Galaxy in the constellation Triangulum

NGC 1706 is a large spiral galaxy in the constellation of Dorado. Its velocity with respect to the cosmic microwave background is 4915±26 km/s, which corresponds to a Hubble distance of 72.49 ± 5.10 Mpc. It was discovered by British astronomer John Herschel on 25 December 1837.

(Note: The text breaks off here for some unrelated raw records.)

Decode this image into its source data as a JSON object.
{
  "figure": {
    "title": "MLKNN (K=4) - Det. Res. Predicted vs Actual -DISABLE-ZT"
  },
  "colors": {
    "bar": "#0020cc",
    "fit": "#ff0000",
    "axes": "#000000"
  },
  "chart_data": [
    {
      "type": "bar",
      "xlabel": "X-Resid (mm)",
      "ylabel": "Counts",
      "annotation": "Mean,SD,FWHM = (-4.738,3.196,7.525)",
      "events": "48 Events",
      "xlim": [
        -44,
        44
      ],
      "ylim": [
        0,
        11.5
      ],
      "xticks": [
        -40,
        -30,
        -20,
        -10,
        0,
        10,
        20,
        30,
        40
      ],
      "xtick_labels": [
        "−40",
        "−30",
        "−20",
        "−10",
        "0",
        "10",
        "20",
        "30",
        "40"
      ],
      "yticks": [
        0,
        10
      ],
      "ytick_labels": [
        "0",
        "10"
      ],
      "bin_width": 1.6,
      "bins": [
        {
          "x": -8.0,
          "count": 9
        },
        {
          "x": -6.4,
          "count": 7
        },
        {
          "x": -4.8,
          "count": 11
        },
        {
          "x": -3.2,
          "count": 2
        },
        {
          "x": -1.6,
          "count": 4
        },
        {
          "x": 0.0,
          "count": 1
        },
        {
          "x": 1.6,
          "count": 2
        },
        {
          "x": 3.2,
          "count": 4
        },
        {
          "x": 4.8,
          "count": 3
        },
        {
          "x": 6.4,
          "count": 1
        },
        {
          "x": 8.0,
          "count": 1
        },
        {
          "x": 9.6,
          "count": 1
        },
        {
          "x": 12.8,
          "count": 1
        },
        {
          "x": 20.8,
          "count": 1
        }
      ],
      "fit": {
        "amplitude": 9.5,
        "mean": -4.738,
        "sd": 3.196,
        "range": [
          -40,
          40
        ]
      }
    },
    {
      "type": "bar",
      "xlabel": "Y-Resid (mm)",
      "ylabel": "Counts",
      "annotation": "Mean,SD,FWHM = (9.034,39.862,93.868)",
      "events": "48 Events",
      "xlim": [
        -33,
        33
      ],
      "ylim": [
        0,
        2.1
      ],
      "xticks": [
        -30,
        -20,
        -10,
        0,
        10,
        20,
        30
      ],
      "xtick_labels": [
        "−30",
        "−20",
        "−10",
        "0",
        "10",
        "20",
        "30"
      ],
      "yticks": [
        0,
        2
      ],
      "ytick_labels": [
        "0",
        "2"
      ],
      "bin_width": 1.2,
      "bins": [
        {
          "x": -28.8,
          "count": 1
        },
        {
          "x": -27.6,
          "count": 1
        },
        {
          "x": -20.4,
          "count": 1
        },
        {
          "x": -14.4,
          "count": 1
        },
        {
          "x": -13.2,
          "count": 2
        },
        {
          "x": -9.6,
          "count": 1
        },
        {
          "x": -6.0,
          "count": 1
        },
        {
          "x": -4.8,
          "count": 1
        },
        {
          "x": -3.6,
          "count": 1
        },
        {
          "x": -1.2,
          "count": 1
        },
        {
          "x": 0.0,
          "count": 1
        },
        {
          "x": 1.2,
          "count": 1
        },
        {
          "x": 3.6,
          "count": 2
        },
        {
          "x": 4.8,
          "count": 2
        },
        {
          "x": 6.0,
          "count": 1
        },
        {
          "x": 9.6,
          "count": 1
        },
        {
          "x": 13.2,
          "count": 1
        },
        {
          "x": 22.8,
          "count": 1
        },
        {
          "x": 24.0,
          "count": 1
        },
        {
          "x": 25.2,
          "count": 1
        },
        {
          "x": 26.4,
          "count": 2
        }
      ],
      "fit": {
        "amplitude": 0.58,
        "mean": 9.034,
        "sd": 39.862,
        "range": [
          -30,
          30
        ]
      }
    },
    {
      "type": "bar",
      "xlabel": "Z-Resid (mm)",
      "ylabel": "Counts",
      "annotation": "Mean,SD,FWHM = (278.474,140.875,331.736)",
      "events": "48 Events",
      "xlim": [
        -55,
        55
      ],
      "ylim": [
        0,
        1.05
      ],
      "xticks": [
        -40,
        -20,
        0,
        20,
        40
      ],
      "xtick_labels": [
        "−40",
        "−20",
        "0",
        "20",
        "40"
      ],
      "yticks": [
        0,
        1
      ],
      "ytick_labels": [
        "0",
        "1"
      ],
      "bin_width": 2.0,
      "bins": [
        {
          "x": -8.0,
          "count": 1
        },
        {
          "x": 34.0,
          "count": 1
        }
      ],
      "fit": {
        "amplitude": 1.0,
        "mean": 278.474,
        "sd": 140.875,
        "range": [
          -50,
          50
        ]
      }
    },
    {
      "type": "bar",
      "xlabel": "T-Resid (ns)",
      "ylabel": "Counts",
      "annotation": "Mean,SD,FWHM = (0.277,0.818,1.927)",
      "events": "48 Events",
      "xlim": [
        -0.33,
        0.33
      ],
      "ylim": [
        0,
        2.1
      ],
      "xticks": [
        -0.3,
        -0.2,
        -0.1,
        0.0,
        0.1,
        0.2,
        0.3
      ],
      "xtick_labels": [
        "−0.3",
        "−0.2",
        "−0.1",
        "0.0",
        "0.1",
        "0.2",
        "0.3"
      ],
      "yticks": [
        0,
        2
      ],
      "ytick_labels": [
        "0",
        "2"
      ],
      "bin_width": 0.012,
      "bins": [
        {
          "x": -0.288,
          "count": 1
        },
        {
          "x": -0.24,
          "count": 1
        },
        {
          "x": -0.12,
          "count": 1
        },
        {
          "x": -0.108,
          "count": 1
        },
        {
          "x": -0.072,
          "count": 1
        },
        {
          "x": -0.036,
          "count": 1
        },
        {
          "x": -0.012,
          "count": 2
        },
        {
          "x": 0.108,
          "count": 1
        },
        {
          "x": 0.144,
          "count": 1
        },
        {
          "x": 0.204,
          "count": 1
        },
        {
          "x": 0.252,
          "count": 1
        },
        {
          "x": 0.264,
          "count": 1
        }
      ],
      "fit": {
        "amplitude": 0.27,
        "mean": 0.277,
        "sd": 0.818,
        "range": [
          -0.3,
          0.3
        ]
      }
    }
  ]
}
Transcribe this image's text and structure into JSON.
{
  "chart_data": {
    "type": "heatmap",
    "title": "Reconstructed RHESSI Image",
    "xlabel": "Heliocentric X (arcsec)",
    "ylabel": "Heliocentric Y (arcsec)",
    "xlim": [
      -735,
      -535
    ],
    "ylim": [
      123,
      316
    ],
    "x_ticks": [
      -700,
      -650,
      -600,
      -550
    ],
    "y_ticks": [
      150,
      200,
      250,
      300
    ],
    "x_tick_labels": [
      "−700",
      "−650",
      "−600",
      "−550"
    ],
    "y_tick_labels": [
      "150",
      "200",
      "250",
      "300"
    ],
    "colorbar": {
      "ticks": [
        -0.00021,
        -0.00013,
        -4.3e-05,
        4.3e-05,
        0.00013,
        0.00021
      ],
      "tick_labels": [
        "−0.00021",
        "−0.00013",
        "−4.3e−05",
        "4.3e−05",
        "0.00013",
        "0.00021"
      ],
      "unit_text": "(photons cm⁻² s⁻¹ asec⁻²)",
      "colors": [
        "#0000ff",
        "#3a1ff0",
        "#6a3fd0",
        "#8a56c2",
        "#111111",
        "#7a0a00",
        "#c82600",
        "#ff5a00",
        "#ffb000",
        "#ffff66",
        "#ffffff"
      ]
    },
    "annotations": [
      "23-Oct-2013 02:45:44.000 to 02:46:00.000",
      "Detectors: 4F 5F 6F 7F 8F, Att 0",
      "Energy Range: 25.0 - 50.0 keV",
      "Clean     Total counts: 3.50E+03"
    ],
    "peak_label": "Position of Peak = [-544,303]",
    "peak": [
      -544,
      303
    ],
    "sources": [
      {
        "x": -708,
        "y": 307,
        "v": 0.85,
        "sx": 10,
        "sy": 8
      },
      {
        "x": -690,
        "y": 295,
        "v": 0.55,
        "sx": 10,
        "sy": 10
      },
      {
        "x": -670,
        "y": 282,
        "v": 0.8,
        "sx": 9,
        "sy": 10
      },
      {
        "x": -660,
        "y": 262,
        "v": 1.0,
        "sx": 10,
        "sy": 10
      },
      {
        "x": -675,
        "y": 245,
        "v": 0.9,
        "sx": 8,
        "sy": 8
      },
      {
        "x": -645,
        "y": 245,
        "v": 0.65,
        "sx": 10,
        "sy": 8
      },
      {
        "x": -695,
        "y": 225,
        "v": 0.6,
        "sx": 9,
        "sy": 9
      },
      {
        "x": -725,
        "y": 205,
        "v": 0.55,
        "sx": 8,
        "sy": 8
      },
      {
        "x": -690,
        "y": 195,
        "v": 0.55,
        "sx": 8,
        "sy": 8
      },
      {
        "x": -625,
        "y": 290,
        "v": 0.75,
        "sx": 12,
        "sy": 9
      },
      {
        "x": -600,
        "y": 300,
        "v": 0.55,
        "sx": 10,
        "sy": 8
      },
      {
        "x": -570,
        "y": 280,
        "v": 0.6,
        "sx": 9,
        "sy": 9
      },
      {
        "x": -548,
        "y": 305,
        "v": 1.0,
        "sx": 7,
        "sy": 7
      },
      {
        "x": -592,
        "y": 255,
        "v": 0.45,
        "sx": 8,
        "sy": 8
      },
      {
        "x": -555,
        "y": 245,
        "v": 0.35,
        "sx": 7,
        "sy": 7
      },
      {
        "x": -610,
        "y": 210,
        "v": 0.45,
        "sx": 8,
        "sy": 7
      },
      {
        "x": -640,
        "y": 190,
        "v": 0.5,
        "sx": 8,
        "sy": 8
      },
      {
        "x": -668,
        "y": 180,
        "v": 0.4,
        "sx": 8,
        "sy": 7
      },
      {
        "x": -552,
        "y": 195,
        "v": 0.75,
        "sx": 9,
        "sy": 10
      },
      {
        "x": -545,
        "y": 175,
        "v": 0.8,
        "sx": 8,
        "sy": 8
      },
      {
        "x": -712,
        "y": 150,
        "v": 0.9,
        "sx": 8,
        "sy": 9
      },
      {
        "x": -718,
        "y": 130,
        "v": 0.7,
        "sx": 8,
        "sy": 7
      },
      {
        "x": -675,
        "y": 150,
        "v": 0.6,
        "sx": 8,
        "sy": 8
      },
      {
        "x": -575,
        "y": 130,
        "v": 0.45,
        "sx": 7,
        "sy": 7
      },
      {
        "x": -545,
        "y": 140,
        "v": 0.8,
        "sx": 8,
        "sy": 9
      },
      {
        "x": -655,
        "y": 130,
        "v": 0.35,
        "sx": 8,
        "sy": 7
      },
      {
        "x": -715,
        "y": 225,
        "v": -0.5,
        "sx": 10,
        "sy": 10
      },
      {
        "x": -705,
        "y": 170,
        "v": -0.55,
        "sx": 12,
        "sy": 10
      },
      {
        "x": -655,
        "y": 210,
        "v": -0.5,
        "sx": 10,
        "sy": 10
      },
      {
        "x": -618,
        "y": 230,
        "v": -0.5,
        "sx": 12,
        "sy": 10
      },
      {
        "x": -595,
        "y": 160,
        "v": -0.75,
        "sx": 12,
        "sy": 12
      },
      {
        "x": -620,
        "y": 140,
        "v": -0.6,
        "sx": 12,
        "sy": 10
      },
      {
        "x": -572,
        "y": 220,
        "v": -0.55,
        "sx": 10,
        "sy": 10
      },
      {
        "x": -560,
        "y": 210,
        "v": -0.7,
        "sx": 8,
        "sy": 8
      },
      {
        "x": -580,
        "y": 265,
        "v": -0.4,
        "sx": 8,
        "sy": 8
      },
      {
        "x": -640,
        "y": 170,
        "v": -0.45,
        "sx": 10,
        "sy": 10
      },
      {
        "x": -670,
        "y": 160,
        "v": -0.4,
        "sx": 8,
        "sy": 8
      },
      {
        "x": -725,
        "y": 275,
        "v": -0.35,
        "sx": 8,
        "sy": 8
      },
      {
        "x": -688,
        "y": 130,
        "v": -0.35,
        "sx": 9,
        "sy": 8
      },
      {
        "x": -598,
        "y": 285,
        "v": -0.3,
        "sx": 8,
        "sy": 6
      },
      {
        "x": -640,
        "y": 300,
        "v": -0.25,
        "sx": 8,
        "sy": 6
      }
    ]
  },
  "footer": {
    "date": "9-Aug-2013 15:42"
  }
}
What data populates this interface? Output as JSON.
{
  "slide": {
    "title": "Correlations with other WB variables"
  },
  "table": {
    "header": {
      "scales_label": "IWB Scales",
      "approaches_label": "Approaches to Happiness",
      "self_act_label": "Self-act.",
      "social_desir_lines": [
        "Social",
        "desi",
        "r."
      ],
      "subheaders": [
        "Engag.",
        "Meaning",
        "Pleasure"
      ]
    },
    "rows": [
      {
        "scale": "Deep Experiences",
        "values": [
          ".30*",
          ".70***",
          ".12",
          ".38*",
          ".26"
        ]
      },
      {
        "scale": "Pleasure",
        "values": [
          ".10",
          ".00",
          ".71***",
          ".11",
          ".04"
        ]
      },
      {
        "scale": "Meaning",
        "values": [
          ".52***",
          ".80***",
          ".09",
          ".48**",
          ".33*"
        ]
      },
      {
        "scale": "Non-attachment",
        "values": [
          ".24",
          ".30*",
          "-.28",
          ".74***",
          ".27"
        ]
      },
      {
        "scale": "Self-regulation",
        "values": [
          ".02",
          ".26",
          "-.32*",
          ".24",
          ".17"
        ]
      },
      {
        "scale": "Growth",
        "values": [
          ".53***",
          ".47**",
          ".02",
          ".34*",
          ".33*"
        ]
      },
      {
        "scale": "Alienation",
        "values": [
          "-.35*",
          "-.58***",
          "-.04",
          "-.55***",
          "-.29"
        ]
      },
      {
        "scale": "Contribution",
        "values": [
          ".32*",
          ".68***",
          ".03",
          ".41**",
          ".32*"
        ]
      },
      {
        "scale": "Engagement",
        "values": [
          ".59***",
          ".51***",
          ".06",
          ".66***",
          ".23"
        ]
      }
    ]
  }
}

NGC 1706 has a possible active galactic nucleus, i.e. it has a compact region at the center of a galaxy that emits a significant amount of energy across the electromagnetic spectrum, with characteristics indicating that this luminosity is not produced by the stars.

==ESO 85-38 Group==
NGC 1706 is a member of the ESO 85-38 Group (also known as LGG 125). The other two galaxies in the group are NGC 1771 and ESO 85-38.